Culture du café éthiopien

Culture du café éthiopien

L’Ethiopie est considérée comme le berceau du caféier et de la culture du café. On pense que le café a été découvert en Ethiopie dès le IXe siècle. Aujourd’hui, plus de 12 millions d’Éthiopiens sont impliqués dans la culture et la cueillette du café, et le café reste un élément central de la culture éthiopienne.

Expressions sur le café éthiopien

L’un des reflets les plus clairs du rôle du café dans la culture éthiopienne est peut-être sa langue. Le café joue un rôle tellement ancré dans la culture éthiopienne qu’il apparaît dans de nombreuses expressions traitant de la vie, de la nourriture et des relations interpersonnelles.

Un dicton courant du café éthiopien est « Buna dabo naw ». Cela se traduit littéralement par « Le café est notre pain ». Il démontre le rôle central que joue le café en termes d’alimentation et illustre l’importance qu’on lui accorde en tant que source de nourriture.

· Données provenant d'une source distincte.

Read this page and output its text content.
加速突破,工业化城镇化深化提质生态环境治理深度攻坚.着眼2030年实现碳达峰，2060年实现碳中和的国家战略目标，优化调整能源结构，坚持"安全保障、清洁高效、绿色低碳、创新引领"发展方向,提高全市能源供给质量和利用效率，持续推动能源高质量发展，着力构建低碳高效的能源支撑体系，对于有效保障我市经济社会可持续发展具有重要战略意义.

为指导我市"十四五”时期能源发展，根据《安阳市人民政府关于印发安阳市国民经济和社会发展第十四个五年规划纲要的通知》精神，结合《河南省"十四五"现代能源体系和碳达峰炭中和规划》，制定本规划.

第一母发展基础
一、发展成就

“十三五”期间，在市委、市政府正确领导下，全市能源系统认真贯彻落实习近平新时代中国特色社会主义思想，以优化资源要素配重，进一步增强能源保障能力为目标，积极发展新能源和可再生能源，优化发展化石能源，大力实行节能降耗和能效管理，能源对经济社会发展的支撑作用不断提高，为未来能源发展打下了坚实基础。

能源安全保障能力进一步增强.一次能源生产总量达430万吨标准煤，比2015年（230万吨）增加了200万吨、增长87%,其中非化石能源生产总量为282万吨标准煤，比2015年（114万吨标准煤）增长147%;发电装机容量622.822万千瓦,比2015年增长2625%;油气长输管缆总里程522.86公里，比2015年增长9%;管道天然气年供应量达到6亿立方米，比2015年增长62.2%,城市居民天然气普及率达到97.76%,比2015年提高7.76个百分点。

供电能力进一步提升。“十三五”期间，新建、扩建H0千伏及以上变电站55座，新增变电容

Un autre dicton courant est « Buna Tetu ». C’est une expression amharique qui signifie littéralement « Boire du café ». Elle s’applique non seulement à l’acte de boire du café, mais aussi à la socialisation (un peu comme la façon dont les gens utilisent l’expression « meet for coffee » en anglais).

Si quelqu’un dit « Je n’ai personne avec qui prendre un café » on ne la prend pas au sens propre, mais on suppose que la personne ne peut se confier à des amis. Cela est étroitement lié à l’énorme rôle social que joue la consommation de café en Éthiopie et au fait que les gens se réunissent souvent autour d’un café pour des conversations qui couvrent la vie quotidienne, les ragots et des questions plus profondes.

La légende éthiopienne du café

La légende la plus populaire du café en Ethiopie est généralement la suivante :

Kaldi, un éleveur de chèvres abyssinien de Kaffa, élevait ses chèvres dans une région montagneuse près d’un couvent. Il remarqua qu’ils se comportaient très bizarrement ce jour-là, et qu’ils avaient commencé à sauter d’une manière excitée, bêlant fort et dansant pratiquement sur leurs pattes arrières. Il a découvert que la source de l’excitation était un petit arbuste (ou, dans certaines légendes, un petit groupe d’arbustes) avec des baies rouge vif. La curiosité s’est installée et il a essayé les baies pour lui-même.

Comme ses chèvres, Kaldi a senti les effets énergisants des cerises de café. Après s’être rempli les poches avec les baies rouges, il se précipita chez sa femme, qui lui conseilla d’aller au monastère voisin pour partager ces baies « envoyées par le ciel » avec les moines qui s’y trouvaient.

À son arrivée au monastère, les grains de café de Kaldi ne furent pas accueillis avec joie, mais avec dédain. Un moine appela la générosité de Kaldi « l’œuvre du diable » et la jeta au feu. Cependant, selon la légende, l’arôme des fèves torréfiées était suffisant pour que les moines donnent une seconde chance à cette nouveauté.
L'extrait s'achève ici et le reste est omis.